I can’t figure out how to finish this paper about Jaruzelski.”
 
“Smoke break?”
 
This pattern continued when both of us were foolish enough to think that writing honors theses in history would be a fun way to spend our senior year. Smoking while huddling in front of the library doors at 2 a.m. became synonymous with sticking it to the Man/Higher Education and reflected a “Fuck you, we do what we want” attitude. Combined with the 6 out of 7 nights a week we’d go out, get drunk, and smoke a pack each, my throat had never known such manhandling. (Please insert your best deep-throating joke here.)
 
But now I’m an adult. Technically. And smoking is bad for you. Technically. And none of my family smokes and almost all of my close friends are responsible care-takers of their lungs. As history has proven, if I am one that must follow the pack when it comes to my cigarette addiction (pun intended?), one would assume this should be enough incentive to quit.
 
Then there’s the smoking ban that will soon be enforced in all Chicago bars and clubs.

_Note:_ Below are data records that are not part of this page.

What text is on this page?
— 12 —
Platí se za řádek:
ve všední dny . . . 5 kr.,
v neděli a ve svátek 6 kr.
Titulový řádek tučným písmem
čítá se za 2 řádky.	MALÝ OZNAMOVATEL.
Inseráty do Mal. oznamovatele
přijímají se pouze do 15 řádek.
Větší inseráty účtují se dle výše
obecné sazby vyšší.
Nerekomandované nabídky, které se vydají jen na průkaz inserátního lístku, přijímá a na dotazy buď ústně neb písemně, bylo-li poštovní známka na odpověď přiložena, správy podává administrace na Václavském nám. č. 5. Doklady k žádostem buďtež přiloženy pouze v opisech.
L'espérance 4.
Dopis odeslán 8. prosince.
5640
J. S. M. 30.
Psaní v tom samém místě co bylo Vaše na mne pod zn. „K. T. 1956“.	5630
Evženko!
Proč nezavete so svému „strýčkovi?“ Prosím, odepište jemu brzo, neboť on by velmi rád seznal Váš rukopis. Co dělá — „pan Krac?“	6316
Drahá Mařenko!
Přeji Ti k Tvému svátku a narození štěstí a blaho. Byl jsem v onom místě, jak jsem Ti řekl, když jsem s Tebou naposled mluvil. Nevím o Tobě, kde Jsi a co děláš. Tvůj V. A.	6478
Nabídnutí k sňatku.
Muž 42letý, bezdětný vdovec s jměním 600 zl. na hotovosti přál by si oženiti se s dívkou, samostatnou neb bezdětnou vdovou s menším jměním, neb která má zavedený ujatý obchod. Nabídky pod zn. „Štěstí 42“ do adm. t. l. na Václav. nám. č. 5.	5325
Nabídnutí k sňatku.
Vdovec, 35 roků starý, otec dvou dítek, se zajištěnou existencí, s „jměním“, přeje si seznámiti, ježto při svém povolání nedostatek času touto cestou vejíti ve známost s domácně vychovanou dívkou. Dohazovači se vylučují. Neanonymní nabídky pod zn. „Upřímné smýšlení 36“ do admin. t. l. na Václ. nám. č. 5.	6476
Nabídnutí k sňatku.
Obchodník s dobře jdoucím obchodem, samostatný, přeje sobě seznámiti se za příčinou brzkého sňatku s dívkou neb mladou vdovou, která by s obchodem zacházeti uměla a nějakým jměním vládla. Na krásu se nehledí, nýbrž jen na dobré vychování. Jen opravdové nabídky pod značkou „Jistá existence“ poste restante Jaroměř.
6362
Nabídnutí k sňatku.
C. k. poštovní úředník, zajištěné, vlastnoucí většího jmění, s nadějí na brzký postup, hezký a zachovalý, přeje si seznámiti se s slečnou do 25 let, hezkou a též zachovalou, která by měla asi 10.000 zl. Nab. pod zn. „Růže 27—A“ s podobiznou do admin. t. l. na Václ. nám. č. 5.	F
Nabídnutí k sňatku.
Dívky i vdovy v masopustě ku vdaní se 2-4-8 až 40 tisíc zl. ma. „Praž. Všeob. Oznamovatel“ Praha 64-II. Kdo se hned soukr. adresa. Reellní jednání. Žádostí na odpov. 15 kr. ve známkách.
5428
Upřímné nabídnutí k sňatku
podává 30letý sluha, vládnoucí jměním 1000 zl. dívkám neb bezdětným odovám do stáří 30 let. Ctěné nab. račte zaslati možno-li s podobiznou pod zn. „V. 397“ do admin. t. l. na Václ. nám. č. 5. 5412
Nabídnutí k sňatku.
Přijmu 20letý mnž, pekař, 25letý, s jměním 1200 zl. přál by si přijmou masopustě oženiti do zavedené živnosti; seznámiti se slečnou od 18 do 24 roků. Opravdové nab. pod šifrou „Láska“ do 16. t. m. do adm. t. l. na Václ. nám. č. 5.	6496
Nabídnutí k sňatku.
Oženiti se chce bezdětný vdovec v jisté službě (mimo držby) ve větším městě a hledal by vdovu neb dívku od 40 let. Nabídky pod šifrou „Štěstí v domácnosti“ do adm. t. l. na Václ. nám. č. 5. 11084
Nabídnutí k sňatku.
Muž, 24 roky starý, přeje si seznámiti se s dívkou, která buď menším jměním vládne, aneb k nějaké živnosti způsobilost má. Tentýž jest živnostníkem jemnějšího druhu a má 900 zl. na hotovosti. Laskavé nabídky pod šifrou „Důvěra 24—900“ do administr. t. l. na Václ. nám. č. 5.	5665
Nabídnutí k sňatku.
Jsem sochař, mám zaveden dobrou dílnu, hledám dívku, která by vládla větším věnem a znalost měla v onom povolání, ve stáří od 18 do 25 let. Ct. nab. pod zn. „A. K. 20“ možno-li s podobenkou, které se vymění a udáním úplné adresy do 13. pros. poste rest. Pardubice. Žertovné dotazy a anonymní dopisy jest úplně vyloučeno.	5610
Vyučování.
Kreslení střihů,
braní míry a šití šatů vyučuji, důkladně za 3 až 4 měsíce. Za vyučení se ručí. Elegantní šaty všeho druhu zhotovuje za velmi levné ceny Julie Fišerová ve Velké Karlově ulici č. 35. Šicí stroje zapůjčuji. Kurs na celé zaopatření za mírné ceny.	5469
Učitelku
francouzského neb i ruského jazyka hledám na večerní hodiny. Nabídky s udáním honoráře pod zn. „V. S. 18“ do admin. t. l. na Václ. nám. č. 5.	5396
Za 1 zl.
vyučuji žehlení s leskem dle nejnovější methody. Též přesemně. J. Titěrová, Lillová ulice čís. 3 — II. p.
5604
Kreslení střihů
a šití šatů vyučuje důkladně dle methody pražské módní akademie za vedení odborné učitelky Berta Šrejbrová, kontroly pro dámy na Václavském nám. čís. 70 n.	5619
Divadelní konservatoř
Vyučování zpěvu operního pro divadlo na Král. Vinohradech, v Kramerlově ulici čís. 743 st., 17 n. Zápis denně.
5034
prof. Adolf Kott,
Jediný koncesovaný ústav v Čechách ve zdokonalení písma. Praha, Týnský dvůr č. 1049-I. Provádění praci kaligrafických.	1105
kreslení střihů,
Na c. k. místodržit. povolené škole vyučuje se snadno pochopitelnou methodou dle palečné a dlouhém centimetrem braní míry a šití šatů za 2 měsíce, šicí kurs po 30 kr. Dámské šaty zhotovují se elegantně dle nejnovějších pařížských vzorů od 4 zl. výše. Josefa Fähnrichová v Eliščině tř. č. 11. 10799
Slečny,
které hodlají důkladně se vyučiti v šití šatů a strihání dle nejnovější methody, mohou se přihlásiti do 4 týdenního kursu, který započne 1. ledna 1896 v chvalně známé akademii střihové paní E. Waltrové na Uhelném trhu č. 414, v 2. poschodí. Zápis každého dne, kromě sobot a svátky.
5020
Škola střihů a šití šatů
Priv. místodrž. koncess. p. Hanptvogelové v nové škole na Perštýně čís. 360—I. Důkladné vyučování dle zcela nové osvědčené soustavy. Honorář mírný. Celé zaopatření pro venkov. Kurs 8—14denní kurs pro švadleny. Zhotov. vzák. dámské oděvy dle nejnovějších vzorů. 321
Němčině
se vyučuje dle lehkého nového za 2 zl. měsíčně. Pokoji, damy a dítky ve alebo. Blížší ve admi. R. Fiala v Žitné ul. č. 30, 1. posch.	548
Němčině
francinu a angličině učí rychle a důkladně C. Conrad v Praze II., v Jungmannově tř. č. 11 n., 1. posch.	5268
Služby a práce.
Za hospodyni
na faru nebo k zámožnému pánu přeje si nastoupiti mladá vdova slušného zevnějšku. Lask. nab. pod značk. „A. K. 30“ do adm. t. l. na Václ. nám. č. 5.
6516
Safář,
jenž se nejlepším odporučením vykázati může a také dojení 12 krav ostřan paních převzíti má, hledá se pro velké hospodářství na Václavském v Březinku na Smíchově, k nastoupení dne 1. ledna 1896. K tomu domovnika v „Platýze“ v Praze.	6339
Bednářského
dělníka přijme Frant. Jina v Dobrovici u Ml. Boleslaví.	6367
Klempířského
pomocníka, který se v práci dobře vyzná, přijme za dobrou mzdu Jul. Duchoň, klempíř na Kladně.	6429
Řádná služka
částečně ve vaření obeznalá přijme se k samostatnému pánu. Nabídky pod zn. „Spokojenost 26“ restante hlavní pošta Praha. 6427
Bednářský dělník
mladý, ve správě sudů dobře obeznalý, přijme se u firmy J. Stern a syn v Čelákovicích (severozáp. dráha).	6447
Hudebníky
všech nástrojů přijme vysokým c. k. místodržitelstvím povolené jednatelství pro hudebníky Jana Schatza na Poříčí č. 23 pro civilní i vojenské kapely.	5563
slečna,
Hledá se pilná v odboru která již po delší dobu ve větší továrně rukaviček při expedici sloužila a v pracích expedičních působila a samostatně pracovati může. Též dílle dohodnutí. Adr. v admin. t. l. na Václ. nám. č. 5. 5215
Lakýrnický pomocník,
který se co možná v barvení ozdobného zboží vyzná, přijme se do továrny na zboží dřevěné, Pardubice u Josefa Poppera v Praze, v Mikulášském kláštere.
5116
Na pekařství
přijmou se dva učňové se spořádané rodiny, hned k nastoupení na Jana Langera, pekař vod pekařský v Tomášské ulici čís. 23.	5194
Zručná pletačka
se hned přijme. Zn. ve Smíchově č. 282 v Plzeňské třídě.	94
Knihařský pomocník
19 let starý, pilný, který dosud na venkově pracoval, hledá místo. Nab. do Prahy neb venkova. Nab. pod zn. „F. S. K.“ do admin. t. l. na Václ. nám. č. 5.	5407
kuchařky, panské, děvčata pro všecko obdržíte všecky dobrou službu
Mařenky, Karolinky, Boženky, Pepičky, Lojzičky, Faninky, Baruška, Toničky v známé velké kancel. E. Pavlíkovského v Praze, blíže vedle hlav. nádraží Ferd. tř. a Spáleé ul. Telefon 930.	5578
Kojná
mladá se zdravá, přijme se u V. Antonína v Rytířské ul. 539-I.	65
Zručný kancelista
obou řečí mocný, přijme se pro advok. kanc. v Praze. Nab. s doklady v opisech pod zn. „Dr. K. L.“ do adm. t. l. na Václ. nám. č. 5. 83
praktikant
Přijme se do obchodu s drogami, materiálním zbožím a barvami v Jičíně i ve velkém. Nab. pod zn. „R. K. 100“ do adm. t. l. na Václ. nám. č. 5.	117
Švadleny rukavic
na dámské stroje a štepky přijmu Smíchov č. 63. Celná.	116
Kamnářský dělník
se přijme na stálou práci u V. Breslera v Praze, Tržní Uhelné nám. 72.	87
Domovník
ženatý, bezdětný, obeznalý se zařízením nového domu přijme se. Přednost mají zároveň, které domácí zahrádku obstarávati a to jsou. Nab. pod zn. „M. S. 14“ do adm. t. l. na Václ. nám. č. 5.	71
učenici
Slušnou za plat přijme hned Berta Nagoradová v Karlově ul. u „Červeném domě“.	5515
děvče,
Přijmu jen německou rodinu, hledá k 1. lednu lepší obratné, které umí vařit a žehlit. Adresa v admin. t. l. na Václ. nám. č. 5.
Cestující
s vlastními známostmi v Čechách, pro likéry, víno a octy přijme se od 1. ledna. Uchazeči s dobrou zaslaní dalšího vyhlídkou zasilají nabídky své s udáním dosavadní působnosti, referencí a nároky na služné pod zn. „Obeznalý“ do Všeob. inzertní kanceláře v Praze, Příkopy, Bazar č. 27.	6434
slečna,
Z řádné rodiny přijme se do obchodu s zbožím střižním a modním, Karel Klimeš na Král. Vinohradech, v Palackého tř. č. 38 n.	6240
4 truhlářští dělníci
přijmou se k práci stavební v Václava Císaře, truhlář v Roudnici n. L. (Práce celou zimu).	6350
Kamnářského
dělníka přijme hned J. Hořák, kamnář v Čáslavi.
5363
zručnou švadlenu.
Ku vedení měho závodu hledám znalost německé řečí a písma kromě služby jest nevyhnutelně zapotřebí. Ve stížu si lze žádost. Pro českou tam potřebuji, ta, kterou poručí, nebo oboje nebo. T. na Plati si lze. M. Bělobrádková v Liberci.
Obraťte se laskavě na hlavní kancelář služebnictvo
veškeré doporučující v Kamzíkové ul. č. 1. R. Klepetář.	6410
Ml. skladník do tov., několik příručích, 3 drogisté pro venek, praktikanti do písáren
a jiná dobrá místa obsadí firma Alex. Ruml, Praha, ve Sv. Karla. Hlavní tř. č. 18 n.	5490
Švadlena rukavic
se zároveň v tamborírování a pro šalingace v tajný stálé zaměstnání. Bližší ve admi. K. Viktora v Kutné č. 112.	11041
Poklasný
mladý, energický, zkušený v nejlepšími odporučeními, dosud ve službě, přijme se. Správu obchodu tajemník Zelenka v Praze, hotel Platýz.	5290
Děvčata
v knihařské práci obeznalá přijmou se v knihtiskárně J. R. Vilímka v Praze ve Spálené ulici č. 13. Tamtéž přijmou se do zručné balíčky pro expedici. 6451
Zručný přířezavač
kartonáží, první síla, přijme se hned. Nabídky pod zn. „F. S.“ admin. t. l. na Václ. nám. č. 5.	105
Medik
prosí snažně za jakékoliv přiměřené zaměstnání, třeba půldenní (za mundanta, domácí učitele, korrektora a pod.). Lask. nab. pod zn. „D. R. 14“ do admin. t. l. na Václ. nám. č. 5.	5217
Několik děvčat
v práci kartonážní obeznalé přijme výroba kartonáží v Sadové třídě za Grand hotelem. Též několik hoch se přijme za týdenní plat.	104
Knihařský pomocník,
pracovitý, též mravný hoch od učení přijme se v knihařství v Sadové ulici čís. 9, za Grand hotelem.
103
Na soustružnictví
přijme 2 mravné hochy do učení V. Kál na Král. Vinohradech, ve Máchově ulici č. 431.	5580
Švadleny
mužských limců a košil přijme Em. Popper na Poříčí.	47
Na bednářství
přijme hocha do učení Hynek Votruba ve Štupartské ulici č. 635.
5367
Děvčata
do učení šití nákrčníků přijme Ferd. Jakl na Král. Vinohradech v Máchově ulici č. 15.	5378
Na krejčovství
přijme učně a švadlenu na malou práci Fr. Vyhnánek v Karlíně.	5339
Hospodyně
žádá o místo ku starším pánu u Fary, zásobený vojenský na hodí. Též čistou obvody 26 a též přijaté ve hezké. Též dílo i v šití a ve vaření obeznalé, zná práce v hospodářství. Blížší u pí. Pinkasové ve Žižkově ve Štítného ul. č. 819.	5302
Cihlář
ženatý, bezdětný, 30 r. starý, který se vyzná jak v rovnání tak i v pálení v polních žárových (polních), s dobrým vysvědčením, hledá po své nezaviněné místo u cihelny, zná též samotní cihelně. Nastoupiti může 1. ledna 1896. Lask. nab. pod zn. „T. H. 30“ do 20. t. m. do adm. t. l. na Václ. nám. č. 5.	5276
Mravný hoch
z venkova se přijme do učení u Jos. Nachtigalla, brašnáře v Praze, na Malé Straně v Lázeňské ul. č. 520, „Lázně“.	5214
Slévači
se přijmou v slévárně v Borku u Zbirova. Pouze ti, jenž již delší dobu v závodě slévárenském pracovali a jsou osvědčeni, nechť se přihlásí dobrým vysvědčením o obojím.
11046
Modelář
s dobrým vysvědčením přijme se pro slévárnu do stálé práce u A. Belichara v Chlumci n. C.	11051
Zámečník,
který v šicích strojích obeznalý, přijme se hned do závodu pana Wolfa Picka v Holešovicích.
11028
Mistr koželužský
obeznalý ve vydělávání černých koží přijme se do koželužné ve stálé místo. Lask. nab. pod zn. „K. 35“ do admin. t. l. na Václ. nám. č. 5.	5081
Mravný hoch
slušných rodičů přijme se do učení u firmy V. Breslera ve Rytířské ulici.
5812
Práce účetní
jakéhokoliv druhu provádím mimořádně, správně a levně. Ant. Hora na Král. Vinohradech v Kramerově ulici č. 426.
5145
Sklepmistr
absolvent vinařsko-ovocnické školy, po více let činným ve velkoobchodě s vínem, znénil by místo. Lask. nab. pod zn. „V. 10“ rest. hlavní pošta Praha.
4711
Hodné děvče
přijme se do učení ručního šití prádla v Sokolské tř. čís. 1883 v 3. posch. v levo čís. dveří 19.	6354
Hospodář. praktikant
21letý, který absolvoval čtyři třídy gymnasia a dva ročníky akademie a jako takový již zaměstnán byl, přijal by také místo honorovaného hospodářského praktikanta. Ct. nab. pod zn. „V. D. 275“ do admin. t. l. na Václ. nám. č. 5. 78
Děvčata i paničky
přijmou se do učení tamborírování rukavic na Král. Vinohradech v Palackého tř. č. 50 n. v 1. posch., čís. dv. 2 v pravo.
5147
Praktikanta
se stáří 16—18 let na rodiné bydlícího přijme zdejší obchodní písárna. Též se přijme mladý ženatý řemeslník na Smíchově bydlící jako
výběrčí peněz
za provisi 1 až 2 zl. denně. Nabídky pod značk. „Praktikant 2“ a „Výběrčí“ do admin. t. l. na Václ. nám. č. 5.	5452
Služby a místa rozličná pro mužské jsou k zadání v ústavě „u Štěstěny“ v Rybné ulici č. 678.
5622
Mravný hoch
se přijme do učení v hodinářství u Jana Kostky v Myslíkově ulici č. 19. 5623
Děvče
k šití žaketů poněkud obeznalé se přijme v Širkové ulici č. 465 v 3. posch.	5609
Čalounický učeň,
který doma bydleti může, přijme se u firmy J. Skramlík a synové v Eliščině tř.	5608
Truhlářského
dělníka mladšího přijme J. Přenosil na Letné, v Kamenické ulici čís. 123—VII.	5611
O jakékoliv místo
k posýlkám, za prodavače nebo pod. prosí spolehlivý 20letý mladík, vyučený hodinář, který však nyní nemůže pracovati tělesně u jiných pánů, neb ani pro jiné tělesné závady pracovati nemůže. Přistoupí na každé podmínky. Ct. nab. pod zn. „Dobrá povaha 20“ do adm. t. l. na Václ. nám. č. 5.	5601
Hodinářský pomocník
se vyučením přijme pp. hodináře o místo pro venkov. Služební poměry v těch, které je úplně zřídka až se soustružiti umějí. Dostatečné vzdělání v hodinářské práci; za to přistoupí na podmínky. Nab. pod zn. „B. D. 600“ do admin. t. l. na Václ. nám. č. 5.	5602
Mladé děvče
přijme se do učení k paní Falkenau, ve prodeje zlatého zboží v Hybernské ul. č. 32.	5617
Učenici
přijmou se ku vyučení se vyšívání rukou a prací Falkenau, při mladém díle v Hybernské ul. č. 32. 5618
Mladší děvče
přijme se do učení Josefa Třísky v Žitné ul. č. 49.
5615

Fact: It is cold in Chicago 9 out of 12 months. Fact: This will be the real reason I kick the habit. Nothing is worth battling below 20 degree weather with 40 mph winds in a backless halter top.
 
For now, I suppose I’ll have to distract my absolute desire for a cigarette after very little sleep and showing up late to work and being screamed at by my boss who finds nothing abnormal about telling me to send out something today so that it got to the person five days ago by popping some Advil and humoring my caffeine addiction.
 
Because I’ve quit smoking. And sometimes, the easiest way to end one addiction is to distract yourself with another, mildly less harmful one. Especially when you are at work.

 

2 Responses to “Smoke Break”

  1. [...] I haven’t actually smoked anything yet. I made that mistake once before. [...]

  2. That last sentence is the one that stuck with me the most, because it’s SO TRUE. How often I move from one addiction to another, from one extreme to another… The pitfalls of being an extremist.